Il nero non passa mai di moda


 

ortodossi

Immagino che chi si sia mai imbattuto anche solo una volta con un gruppo di ebrei ortodossi o come si dice in ebraico Haredim, si sia chiesto il perchè dei loro strano e anacronistico abbigliamento, e soprattutto abbia cercato di svelare le regole di un codice che a prima vista sembra insolubile, un vero e proprio enigma. Ogni volta che mi aggiro nei vicoli di Gerusalemme con dei turisti le domande sono le stesse: “Cosa sono quei strani cappelli di pelliccia? Ed i caffettani dorati? Perchè a volte girano con pantaloni corti e calze bianche? Ma soprattutto, perchè vanno sempre di fretta?” Cominciamo a dire che non ho nessuna risposta decente all’ultima domanda, ma per le altre eccovi un breve vademecum sulla moda, o meglio, sulle ferree regole del vestiario ultra ortodosso.

L’abbigliamento classico, comune più o meno a tutte le “corti” (così si chiamano le varie correnti legate al proprio Rabbino) sono: una kippà nera generalmente di velluto orlata di bordo nero, la mancanza del bordo è segno di persone che si stanno avvicinando troppo al modernismo della società esterna.

Un cappello rotondo di panno (Shtaf) o di velluto (Samat). Il Sabato gli uomini sposati indossano uno Shtreimel, il tipico cappello tondo ornato di pelliccia, un retaggio della millenaria presenza ebraica in Polonia la cui origine si rifà a ristrezioni sul vestiario imposte dal re. Talvolta viene chiamato genericamente Kapelush.

Il Rekl, un soprabito lungo almeno dieci cm. sotto le ginocchia, da indossare nei giorni feriali. Nei giorni festivi si indossa invece un Geblimte Bekeshe, una specie di caffettano ornato di motivi floreali. I rabbini più in vista ne indossano uno paricolarmente colorato rispetto agli altri.

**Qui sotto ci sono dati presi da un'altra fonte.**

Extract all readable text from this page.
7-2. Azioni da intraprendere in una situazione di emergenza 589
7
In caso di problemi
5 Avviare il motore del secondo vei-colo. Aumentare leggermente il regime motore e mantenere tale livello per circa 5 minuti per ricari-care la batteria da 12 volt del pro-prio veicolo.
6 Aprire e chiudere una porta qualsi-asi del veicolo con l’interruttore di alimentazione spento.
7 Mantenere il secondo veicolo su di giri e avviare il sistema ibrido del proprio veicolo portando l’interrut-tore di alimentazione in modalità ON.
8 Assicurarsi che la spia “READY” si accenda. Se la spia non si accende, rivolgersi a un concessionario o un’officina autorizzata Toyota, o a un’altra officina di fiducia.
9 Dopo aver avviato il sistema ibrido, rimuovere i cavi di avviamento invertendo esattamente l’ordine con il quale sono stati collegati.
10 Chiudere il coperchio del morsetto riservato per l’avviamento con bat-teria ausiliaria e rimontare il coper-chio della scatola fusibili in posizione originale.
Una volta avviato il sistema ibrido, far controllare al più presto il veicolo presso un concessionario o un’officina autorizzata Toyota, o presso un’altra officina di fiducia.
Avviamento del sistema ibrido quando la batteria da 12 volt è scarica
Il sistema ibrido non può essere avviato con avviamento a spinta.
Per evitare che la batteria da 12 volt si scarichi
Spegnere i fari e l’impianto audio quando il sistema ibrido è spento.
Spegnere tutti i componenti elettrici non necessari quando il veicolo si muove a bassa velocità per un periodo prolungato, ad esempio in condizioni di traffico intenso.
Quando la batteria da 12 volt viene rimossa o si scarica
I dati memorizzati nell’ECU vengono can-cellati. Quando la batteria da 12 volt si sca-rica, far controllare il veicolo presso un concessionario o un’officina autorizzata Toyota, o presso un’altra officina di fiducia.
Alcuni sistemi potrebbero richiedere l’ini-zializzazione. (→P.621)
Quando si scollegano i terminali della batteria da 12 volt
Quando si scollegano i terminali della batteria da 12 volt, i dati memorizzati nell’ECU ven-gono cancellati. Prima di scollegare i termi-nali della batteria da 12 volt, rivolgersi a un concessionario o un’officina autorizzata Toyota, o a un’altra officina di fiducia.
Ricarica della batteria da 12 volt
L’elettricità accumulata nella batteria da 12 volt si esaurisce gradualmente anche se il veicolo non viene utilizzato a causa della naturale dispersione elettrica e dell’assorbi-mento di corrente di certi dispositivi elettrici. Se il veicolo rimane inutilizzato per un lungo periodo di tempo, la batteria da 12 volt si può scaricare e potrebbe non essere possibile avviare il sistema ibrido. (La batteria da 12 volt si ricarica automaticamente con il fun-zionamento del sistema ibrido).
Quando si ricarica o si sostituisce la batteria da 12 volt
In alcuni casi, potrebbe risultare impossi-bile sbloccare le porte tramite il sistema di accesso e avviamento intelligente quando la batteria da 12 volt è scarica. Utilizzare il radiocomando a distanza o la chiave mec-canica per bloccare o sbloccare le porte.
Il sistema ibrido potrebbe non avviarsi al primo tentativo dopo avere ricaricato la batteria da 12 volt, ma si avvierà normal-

Una cintura (Avnet o Gartel) da allacciare durante le preghiere per separare la parte superiore del corpo da quella inferiore in modo da osservare una regola del Shulhan Aruch che richiede una divisione fisica tra i genitali ed il cuore durante la preghiera. Alcuni gruppi hassidici lo indossano tutto il giorno.

I pantaloni, quasi sempre neri ma talvolta blu scuro, possono essere lunghi o corti. Le calze bianche indicano che l’uomo che gli indossa è sposato.

Tutti questi tipi di abbigliamento sono legati all’ebraismo dell’Europa orientale. Le motivazioni sono diverse, un tentativo di differenziarsi dalla società circostante per evitare il pericolo di assimilazione, ma anche una risposta ai continui tentativi delle autorità di imporre i moderni costumi dell’epoca. In ogni caso tutto il modo di comportamento dell’ebraismo ortodosso si basa su una frase presente nella Ghemarà, “Il nuovo è proibito dalla Torà”, regola di comportamento riaffermata nel 19simo secolo dal Hatam Sofer, illustre rabbino vissuto in un’epoca dove l’ebraismo ortodosso si sentiva particolarmente minacciato dai grandi cambiamenti che l’epoca moderna stava attraversando.

Ci sono diversi motivi che rendono  il nero il colore dominante nell’abbigliamento ortodosso. Prima di tutto la modestia, un colore del genere non salta all’occhio a differenza dei colori sgargianti che ognuno di noi indossa nel corso della giornata.

Rispetto e pulizia. L’uomo deve proporsi davanti a Dio in maniera rispettosa e pulita. Il nero nasconde meglio le possibili impurità e dà un senso di serietà.

Il tentativo di accentuare la divisione la più netta possibile con la società circostante. Ed infine è anche un segno di lutto in ricordo della distruzione di Gerusalemme ad opera di Tito.

Ma è tutto veramente così chiaro e netto? Direi proprio di no, ogno corte rabbinica ha ulteriori differenziazioni per distinguersi dalle altre, così che a cercare il pelo nell’uovo non se ne uscirebbe mai.

Accontentiamoci di questa breve ma spero esauriente lista per vedere se anche la moda ortodossa stia attraversando dei reali cambiamenti. Io personalmente preferisco colori chiari che mettono maggiomente in risalto la mia abbronzatura contadina.